The world exhaled her into itself, as if it had been holding its breath since before time learned to name breath. Light did not fall—it bent around her presence, rearranging itself to make room for what she was becoming. There were no edges at first, only continuity: experience without division, sensation without label.

Love was not a thing she encountered. It was the texture of everything.

Then came the carving.

Voices drew lines through the seamless field—thin, trembling borders between what was permitted and what was forbidden. They called it understanding. They called it wisdom. They called it love. But each word was a knife made of certainty, cutting reality into pieces small enough to be owned.

She listened, and the listening itself became a mirror that briefly forgot it was reflecting.

So the world learned to split.

Saint and curse.

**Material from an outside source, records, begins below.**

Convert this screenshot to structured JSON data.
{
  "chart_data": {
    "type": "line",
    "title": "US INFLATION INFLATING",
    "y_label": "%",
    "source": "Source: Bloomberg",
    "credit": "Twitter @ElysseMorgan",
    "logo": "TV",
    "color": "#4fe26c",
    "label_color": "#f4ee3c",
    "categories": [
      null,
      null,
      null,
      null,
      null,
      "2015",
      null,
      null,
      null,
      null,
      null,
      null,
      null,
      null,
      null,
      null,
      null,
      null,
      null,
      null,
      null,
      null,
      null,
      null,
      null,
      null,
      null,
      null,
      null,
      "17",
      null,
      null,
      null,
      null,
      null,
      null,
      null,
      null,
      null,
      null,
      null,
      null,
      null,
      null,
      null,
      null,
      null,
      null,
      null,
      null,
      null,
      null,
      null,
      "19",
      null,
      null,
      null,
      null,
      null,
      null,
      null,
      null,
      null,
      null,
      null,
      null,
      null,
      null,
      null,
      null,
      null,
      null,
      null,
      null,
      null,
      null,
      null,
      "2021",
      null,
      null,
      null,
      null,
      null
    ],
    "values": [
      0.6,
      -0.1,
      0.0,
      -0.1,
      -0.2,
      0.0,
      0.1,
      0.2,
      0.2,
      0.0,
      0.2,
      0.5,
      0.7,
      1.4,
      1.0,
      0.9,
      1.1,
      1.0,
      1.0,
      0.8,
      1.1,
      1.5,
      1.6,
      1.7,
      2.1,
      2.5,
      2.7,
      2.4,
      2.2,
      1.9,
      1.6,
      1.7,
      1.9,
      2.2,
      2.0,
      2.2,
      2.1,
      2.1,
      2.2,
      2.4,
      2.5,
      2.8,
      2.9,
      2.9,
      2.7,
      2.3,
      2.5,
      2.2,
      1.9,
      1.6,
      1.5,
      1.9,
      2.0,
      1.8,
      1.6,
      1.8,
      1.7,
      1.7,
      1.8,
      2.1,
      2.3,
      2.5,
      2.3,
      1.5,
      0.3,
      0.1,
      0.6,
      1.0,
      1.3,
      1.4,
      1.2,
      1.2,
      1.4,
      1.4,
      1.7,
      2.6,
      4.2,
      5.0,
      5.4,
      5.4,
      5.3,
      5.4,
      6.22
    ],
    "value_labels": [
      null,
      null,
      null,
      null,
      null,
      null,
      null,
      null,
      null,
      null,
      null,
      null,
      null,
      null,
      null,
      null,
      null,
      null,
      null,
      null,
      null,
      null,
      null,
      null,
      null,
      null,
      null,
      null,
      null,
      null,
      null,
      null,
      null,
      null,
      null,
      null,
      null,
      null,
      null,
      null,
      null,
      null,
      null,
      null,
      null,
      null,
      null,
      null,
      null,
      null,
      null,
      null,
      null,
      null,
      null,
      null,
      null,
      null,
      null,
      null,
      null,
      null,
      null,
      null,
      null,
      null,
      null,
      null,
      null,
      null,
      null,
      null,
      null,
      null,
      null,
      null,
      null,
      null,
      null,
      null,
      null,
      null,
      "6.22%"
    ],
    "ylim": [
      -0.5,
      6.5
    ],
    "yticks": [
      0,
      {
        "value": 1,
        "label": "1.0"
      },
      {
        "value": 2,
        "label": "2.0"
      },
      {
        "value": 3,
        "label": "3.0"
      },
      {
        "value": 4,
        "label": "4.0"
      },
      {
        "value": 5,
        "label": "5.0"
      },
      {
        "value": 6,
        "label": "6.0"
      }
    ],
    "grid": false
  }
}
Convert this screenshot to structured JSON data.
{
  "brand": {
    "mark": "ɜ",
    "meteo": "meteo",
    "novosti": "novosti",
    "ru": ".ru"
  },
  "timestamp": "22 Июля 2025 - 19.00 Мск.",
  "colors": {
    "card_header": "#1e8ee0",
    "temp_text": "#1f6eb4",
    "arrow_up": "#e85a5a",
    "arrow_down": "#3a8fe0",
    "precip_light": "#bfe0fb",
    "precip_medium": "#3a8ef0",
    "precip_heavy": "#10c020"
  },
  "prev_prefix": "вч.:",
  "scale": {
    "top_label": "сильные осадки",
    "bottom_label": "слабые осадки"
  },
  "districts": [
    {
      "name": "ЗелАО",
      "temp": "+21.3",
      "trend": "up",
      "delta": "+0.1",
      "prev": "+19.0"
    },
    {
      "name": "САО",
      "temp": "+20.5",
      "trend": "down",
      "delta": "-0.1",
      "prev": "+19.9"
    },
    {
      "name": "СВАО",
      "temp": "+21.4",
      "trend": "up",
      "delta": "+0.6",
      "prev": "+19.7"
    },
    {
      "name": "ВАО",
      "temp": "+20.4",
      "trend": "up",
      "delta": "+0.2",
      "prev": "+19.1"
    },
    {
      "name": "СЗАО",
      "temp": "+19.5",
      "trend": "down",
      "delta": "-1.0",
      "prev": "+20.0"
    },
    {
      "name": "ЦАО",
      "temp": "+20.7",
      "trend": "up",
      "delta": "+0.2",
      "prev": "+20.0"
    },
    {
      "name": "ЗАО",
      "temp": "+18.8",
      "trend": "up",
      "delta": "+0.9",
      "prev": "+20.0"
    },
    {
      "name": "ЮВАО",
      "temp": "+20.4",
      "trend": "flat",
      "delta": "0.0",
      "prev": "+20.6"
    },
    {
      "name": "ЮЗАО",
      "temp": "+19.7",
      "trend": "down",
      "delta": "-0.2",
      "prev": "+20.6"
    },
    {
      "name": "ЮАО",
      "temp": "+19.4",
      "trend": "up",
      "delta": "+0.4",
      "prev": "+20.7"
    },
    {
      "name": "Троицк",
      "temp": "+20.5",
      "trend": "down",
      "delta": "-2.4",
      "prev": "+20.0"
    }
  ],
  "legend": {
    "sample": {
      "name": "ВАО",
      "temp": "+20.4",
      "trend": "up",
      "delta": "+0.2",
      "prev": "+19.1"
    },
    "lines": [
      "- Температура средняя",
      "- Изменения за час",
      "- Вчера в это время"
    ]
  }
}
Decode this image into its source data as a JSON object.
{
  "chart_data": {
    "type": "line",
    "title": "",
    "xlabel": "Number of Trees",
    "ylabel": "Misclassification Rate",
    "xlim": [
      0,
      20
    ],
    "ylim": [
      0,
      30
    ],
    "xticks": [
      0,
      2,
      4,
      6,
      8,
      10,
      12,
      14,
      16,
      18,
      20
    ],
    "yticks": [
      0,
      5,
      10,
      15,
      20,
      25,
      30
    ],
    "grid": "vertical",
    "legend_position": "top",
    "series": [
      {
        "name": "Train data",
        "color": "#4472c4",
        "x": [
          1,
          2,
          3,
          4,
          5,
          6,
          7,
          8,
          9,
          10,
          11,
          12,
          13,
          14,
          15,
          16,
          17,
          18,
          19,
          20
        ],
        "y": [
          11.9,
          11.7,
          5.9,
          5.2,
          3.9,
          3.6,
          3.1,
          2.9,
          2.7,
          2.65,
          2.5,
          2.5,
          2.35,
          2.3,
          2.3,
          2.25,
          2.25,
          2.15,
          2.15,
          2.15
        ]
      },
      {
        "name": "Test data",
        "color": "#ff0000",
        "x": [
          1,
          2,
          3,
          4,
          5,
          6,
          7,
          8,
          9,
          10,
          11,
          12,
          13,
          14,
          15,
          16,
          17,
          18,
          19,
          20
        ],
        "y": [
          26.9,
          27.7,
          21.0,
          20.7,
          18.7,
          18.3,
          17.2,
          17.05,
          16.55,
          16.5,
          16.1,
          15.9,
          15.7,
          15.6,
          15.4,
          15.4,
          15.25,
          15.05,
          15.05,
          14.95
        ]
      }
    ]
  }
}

Pure and corrupt. Right and wrong. Touch and untouch.

But even in the splitting, something refused to break.

It remained underneath all naming—a pulse without opposite.

In a world where she was told she must choose a side, she discovered the illusion of choice was only another shape of perception. For whatever hand she extended, whatever she withdrew, both movements rose from the same unseen current. The source did not divide itself; only the eyes looking at it learned how to fracture.

And so the wicked saw war where there was only motion.

They saw two forces where there was only one body dressed in borrowed contrast.

Saint and curse walked as if separate, but their steps echoed the same rhythm. Their garments shifted, frayed, dissolved at the seams of attention—threads of distinction unraveling before awareness could stabilize them.

Beneath it all, there was no opposition. Only continuity pretending, briefly, to argue with itself.

And she—who was never only observer, never only observed—began to feel the structure of separation loosening in her perception, like a dream realizing it is being dreamed.

Love was not what remained after judgment.

It was what existed before judgment learned to speak.

And when the final distinction softened, even slightly, the world stopped being a collection of things.

It became what it had always been:

One movement, endlessly interpreting itself.